El amor de Dios resplandece incomparablemente en la Cruz: el amor del Padre, que envío a su Hijo para redimirnos; el amor del Hijo a su Padre y a nosotros, los hombres; el amor del Espíritu Santo, quien nos revela más profundamente este acontecimiento de amor y lo actualiza en nosotros.
“¡Dios me libre de gloriarme si no es en la cruz de nuestro Señor Jesucristo” –exclama San Pablo (Gal 6,14).
Al pie de la Cruz permanecemos para acoger el amor de Dios y permitir que la salvación que Cristo nos alcanzó en ella se asiente cada vez más profundamente en nosotros.
En el Mensaje a la Madre Eugenia el Padre nos dice:
“La Cruz es Mi camino para descender hacia Mis hijos, porque fue por medio de Ella que os redimí a través de Mi Hijo. Para vosotros, la Cruz es el camino para ascender hacia Mi Hijo, y desde Mi Hijo hasta Mí. Sin ella nunca podríais llegar, porque con el pecado el hombre ha atraído sobre sí mismo el castigo de la separación de Dios.”

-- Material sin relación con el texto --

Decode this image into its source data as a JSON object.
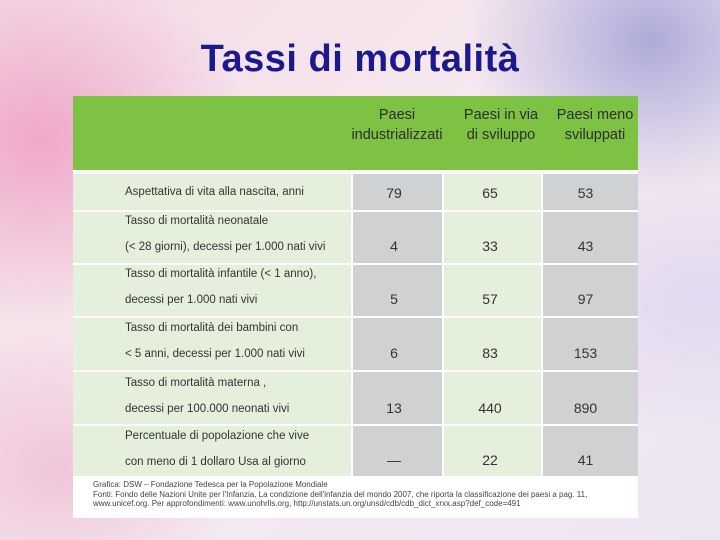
{
  "slide": {
    "title": "Tassi di mortalità"
  },
  "table": {
    "headers": [
      "Paesi\nindustrializzati",
      "Paesi in via\ndi sviluppo",
      "Paesi meno\nsviluppati"
    ],
    "rows": [
      {
        "label": "Aspettativa di vita alla nascita, anni",
        "values": [
          "79",
          "65",
          "53"
        ]
      },
      {
        "label": "Tasso di mortalità neonatale\n(< 28 giorni), decessi per 1.000 nati vivi",
        "values": [
          "4",
          "33",
          "43"
        ]
      },
      {
        "label": "Tasso di mortalità infantile (< 1 anno),\ndecessi per 1.000 nati vivi",
        "values": [
          "5",
          "57",
          "97"
        ]
      },
      {
        "label": "Tasso di mortalità dei bambini con\n< 5 anni, decessi per 1.000 nati vivi",
        "values": [
          "6",
          "83",
          "153"
        ]
      },
      {
        "label": "Tasso di mortalità materna ,\ndecessi per 100.000 neonati vivi",
        "values": [
          "13",
          "440",
          "890"
        ]
      },
      {
        "label": "Percentuale di popolazione che vive\ncon meno di 1 dollaro Usa al giorno",
        "values": [
          "—",
          "22",
          "41"
        ]
      }
    ],
    "footnote": [
      "Grafica: DSW – Fondazione Tedesca per la Popolazione Mondiale",
      "Fonti: Fondo delle Nazioni Unite per l'Infanzia, La condizione dell'infanzia del mondo 2007, che riporta la classificazione dei paesi a pag. 11,",
      "www.unicef.org. Per approfondimenti: www.unohrlls.org, http://unstats.un.org/unsd/cdb/cdb_dict_xrxx.asp?def_code=491"
    ]
  },
  "colors": {
    "header_green": "#7dc242",
    "title_blue": "#1a1a8c",
    "light_green": "#e4f0dc",
    "gray": "#cfd1d3"
  }
}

Al contemplar la Cruz, cobramos consciencia del amor de Dios. Ella testifica cuán amados somos por Él, y cuán dispuesto está a hacerlo todo con tal de que vivamos con Él como hijos redimidos. La Cruz es nuestro camino para ascender a Dios, porque, gracias al perdón de los pecados que Cristo nos ofrece en Ella, podemos volver a alzar la mirada y, en consecuencia, queda derribado el muro de la dolorosa separación de nuestro Padre: la tristeza se convierte en alegría, el miedo en confianza, la distancia en cercanía, la desesperanza en esperanza, el orgullo en gratitud y humildad, la rebeldía en obediencia, el vacío en plenitud…
¡Por tu Cruz, oh Señor, has vencido a la muerte!